Massacre de Kalunguta (Beni) : un an déjà !

Ça fera ce vendredi 15 juillet 2022, un an depuis que plus de cinq personnes ont été sauvagement massacrées dans une attaque attribuée aux rebelles d’Allied democratic forces (ADF) à Kalunguta, une localité située sur l’axe routier Butembo-Beni. De nombreuses autres personnes étaient prises en otages en plus de maisons d’habitation incendiées par l’ennemi.
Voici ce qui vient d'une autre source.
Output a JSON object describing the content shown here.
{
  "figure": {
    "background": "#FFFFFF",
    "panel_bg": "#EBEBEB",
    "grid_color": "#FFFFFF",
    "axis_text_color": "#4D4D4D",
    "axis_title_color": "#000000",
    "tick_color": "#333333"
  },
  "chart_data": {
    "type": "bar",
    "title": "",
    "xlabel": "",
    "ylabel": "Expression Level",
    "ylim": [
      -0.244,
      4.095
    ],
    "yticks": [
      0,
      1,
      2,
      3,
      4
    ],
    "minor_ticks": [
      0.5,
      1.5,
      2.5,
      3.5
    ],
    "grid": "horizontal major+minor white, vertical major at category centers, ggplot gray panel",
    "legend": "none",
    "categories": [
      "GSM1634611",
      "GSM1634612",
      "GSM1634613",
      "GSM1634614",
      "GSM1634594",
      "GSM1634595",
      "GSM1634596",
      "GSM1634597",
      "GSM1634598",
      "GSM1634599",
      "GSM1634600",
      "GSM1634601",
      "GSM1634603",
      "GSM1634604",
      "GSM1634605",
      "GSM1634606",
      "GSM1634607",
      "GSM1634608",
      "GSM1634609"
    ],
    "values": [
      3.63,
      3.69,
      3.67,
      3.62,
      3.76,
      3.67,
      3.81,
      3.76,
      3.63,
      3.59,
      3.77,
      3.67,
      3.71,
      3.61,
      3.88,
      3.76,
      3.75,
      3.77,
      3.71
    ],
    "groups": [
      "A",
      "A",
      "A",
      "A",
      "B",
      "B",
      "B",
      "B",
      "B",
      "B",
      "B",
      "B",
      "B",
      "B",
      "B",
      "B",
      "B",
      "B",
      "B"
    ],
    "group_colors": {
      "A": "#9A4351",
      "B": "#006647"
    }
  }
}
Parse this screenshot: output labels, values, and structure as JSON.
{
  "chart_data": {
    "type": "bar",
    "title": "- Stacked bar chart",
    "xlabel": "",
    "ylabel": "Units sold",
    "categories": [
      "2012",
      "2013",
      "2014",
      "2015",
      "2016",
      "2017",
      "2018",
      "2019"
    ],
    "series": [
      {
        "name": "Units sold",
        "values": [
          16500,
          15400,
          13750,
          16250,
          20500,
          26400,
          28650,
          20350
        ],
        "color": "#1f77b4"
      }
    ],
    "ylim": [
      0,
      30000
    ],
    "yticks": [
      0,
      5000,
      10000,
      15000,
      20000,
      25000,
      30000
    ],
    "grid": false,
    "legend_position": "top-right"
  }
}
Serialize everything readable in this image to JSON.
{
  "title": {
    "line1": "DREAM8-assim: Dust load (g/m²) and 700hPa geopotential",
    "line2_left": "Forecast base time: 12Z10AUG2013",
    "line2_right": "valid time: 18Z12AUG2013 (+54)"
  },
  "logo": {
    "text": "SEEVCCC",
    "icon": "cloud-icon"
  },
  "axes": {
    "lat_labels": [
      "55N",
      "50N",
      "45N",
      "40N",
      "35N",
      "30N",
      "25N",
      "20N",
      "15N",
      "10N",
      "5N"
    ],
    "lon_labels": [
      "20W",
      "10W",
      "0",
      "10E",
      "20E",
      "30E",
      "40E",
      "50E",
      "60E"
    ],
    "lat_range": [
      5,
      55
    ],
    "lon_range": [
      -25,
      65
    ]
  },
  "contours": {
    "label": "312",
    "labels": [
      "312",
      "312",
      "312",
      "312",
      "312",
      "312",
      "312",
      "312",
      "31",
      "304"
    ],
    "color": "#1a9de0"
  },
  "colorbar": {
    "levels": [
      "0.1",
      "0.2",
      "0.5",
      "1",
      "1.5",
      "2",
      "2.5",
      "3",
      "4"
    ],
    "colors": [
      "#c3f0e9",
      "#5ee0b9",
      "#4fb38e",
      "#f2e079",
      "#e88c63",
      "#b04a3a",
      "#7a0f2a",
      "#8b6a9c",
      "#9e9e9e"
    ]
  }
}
Un an après ce drame, le comité d’élèves et étudiants ressortissants de Kalunguta et ses environs déplore le silence des autorités face à cette situation. Dans une interview accordée à RADIOMOTO.NET ce jeudi, Mumbere Kipimo Nelson, représentant dudit comité, fait savoir que  la vie n’a toujours pas repris son cours normal dans cette contrée du territoire de Beni.

Tout en condamnant les violations des droits de l’homme que continuent de subir les populations locales, Mumbere Kipimo Nelson appelle le  gouvernement congolais à  penser à la pacification de l’Est de la République démocratique du Congo.

« C’est pour évidemment condamner le massacre dans l’Est de la République démocratique du Congo, d’une manière générale. Mais, plus particulièrement aussi à Kalunguta où nous venons de faire une année de massacre. Et nous voulons que justice soit faite car il y a même certaines personnes qui étaient emportées par ces égorgeurs. Nous voulons qu’un jour, la justice soit faire afin de remettre ces victimes dans leurs droits. Jusqu’aujourd’hui, ces personnes sont toujours emportées. Que l’on puisse accélérer le programme de démobilisation ; il faut qu’un jour le gouvernement congolais puisse installer un tribunal international, car il y a toujours des violations des droits de l’homme », a-t-il plaidé.

Contexte  

La localité de Kalunguta avait jusqu’ici été épargnée par les attaques répétées depuis plus de trois ans en territoire de Béni. Dans la nuit de vendredi 15 juilllet à samedi 16 juillet, des assaillants sont venus y semer la terreur, tuant au moins sept personnes, en plus des pillages et des maisons incendiées. Le mode opératoire oriente les soupçons vers les ADF, le groupe armé le plus meurtrier dans la région.